Это пристрастие Михея Васильевича к сословию окраинных людей России прошлого не раз приводило его к нежелательным столкновениям, к резкости, нетерпимости, ошибкам. Случалось, что Есаулов действительно был неправ, смотрел назад. Его недоброжелатели стали доказывать, что в душе красного командира, коммуниста еще гнездился сословный дух. Взяли его на карандаш. До поры до времени. До первой волны.
И волна прихлынула.
Старое еще поднимало свою змеиную голову.
В виноградной беседке Ульяна Есаулова гостя потчует — Сучкова чаем с вишней поит, дрожат кольца на пальцах.
— А мы заждались тебя, Михей, — поднялся начальник НКВД. — Порядок и форму знаешь — сдай оружие.
— Мне оружие Орджоникидзе вручал!
— Нету его, Орджоникидзе, сдавай нам.
— А вы кто такие?
— Солдаты революции. А ты враг революции.
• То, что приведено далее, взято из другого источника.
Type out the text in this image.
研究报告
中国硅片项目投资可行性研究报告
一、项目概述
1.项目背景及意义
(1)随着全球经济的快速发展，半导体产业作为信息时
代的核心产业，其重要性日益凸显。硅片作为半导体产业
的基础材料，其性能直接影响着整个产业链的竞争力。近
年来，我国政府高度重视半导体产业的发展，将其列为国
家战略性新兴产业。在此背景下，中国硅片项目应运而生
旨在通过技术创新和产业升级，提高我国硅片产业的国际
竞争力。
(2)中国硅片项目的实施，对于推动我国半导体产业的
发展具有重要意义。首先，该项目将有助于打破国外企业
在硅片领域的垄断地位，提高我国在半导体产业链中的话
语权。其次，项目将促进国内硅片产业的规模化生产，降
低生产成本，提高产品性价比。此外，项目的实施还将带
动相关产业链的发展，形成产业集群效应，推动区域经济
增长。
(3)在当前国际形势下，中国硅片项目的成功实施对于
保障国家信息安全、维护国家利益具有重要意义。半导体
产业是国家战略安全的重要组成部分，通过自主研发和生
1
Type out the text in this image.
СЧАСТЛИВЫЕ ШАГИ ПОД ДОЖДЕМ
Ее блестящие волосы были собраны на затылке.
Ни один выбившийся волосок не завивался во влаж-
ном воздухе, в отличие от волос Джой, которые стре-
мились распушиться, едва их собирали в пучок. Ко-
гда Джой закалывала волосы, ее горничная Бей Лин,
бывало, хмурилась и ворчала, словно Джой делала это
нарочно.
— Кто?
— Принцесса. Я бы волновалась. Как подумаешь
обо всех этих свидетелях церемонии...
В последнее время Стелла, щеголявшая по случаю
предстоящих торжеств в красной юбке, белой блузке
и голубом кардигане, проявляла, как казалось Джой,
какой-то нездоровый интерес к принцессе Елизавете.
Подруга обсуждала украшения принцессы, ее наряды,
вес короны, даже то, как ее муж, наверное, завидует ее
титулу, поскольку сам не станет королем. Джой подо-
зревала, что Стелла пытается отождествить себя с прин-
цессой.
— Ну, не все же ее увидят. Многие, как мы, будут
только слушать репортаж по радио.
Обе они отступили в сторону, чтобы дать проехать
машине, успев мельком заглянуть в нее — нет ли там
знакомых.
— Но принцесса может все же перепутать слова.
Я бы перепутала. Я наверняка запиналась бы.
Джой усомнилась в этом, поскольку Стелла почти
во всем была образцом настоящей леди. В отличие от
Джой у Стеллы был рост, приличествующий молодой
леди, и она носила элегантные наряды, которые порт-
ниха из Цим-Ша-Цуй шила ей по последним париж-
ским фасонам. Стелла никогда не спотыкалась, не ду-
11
Обезоружили. Увезли в появившемся впервые ч е р н о м в о р о н е глухом тюремном автомобиле. Допрашивали три ночи. Несколько раз заставляли писать автобиографию, начиная с прадеда, линейного казака. Отыскалось пятно: дед Михея был помощником атамана, чем Есауловы втайне гордились не лыком шиты! — и чего не скрывали, атаманами были и Ермак, и Разин, и Пугачев, и Платов, и Богдан Хмельницкий, но слово а т а м а н после семнадцатого года лучше было не соотносить с собой. Т р о й к а судила:
«…и за антисоветские действия на посту предстансовета, выразившиеся в спасении двух церквей, массовом раскулачивании середняков и бедняков — с целью вызвать мятеж, а также в ущемлении прав отдельных полноправных граждан, — снять с должности председателя колхоза, из партии исключить… Учитывая ходатайство и поручительство крайкома партии, заключению не подвергать… Просить Верховный Совет лишить ордена Боевого Красного Знамени… звание воинское снять… передать в гарнизон из музея личное оружие бывшего героя гражданской войны»…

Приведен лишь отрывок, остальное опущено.